Performance Comparison Analyses of the Nth Best Relay Selection Schemes Over Independent and Non-identically Distributed Nakagami-m Fading Channels

In this work, we study the $N$ th best relay selection schemes with the consideration that in some case the best relay is unavailable due to the restriction of practical implementation. With amplify-and-forward relaying protocols, the interested $N$ th best relay schemes are investigated over independent and non-identically distributed (i.ni.d) Nakagami- $m$ fading channels. For such opportunistic relaying schemes, we first obtain the closed-form expressions to the probability density function (PDF) and cumulative distribution function (CDF) of the instantaneous end-to-end signal-to-noise ratio with appropriate mathematical proof. Then, with the obtained CDF and PDF, three main measurements are investigated as well as the corresponding explicit solutions, $i.e.$ , outage probability, average symbol error ratio (SER), and ergodic capacity.
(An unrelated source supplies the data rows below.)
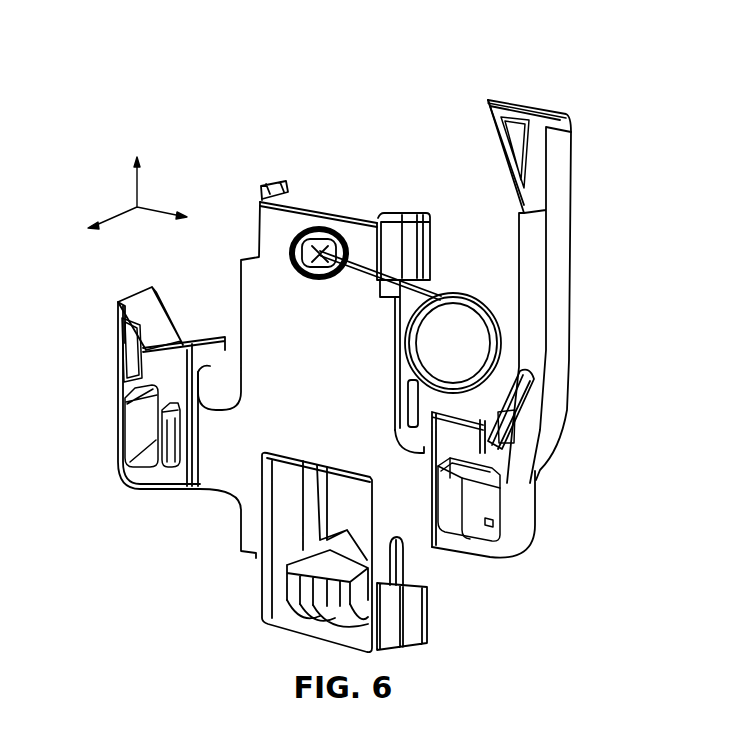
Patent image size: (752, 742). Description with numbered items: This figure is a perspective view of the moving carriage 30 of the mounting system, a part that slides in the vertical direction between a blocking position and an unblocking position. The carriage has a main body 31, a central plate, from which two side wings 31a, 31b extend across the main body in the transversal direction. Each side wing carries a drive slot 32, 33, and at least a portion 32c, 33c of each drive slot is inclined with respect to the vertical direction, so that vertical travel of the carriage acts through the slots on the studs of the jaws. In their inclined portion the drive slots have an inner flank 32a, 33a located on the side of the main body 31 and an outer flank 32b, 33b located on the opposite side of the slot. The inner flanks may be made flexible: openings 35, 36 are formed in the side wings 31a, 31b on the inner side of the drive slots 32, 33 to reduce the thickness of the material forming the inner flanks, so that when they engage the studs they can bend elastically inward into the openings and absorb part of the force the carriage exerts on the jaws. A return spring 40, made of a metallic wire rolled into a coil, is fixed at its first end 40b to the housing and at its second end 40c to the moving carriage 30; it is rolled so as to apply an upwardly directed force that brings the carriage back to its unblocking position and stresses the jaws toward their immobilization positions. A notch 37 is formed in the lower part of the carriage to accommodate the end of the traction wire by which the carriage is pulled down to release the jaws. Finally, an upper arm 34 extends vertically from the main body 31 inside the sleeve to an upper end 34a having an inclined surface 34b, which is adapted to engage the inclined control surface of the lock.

The moving carriage 30 is at (249, 139).
The main body 31 is at (270, 293).
The side wing 31a is at (163, 368).
The side wing 31b is at (463, 544).
The drive slot 32 is at (144, 430).
The inner flank 32a is at (140, 458).
The outer flank 32b is at (140, 414).
The inclined portion 32c is at (145, 399).
The drive slot 33 is at (476, 504).
The inner flank 33a is at (483, 495).
The outer flank 33b is at (503, 551).
The inclined portion 33c is at (520, 437).
The upper arm 34 is at (558, 270).
The upper end 34a is at (532, 102).
The inclined surface 34b is at (494, 150).
The opening 35 is at (172, 441).
The opening 36 is at (465, 468).
The notch 37 is at (287, 595).
The return spring 40 is at (464, 310).
The first end 40b is at (543, 387).
The second end 40c is at (320, 247).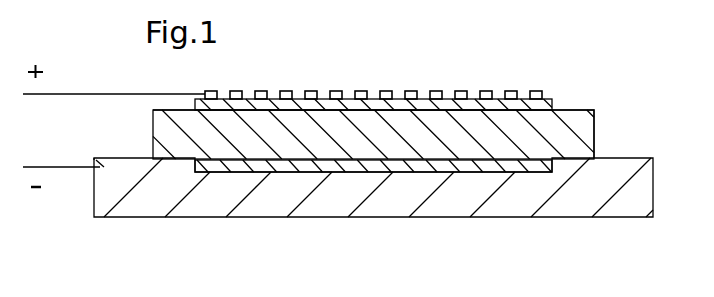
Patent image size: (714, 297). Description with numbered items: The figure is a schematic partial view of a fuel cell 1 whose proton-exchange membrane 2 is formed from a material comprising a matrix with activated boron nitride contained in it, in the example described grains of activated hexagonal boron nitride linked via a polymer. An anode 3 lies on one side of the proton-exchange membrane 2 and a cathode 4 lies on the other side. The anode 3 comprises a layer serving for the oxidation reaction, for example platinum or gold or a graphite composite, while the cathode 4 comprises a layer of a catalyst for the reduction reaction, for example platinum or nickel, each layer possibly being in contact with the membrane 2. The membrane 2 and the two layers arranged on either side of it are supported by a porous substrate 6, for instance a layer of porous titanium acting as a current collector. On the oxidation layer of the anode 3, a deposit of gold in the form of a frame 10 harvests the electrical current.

The fuel cell 1 is at (627, 130).
The proton-exchange membrane 2 is at (152, 136).
The anode 3 is at (552, 88).
The cathode 4 is at (528, 175).
The porous substrate 6 is at (138, 206).
The frame 10 is at (383, 91).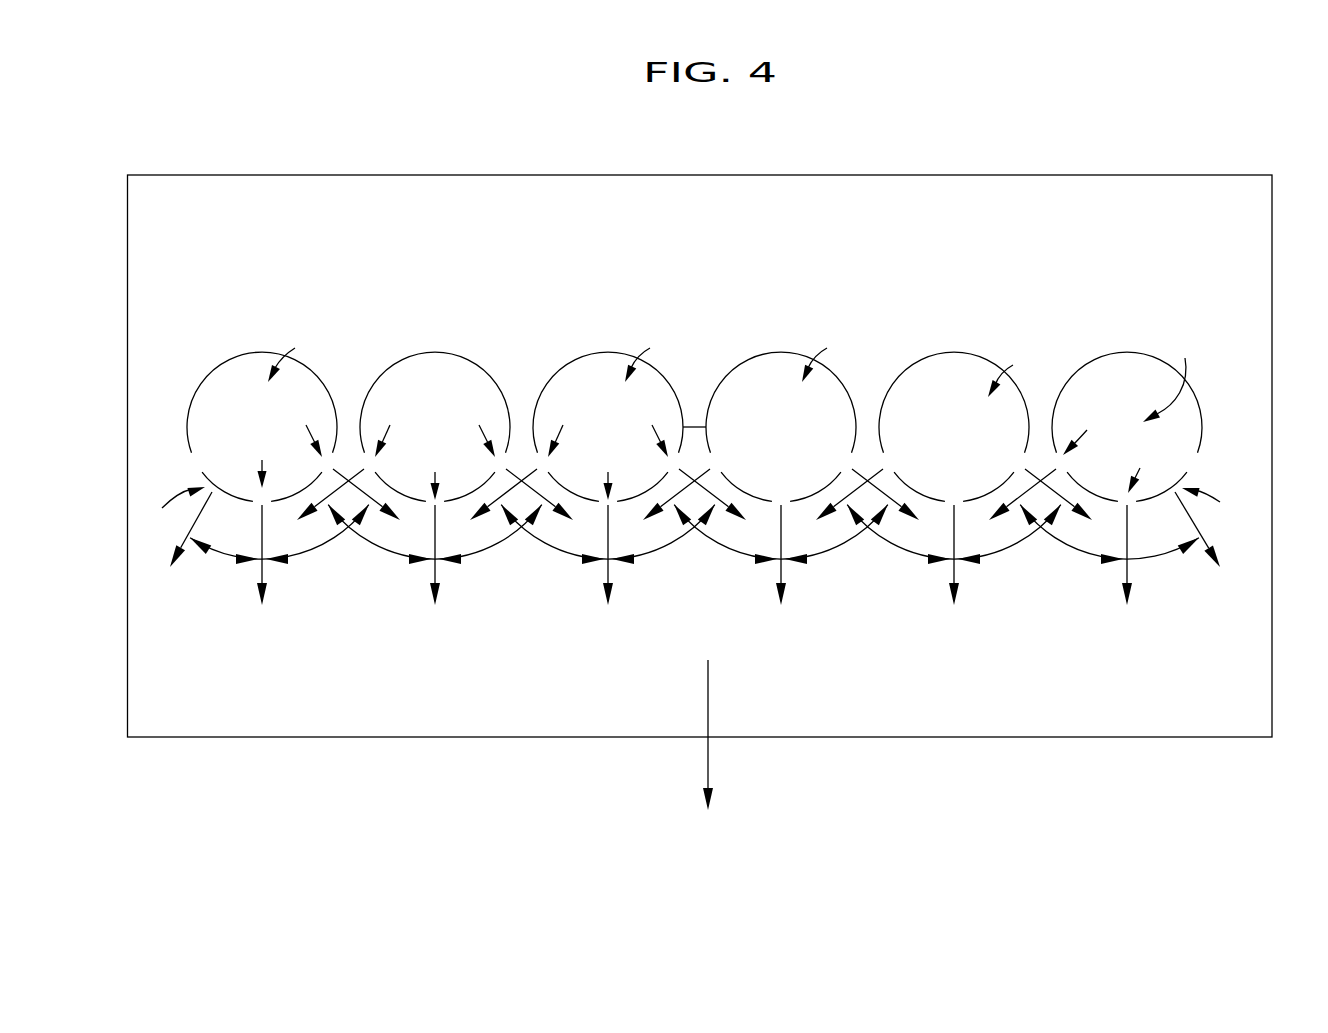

At the same time, as a byproduct, the corresponding performance metrics over Rayleigh fading are also derived. Finally, the detailed performance comparison analyses are presented under different values of $N$ and different Nakagami- $m$ channel fading severity parameters. The numerical results show that the increase of $N$ incurs the very severe loss in performance such outage probability, SER, and ergodic capacity. However, the loss in performance can be decreased greatly when the $N$ th systems have bigger fading severity factors. The derivations are of significance because the Nakagami- $m$ fading spans via the fading severity parameters a wide range of fading scenarios that are typical in realistic wireless relay networks.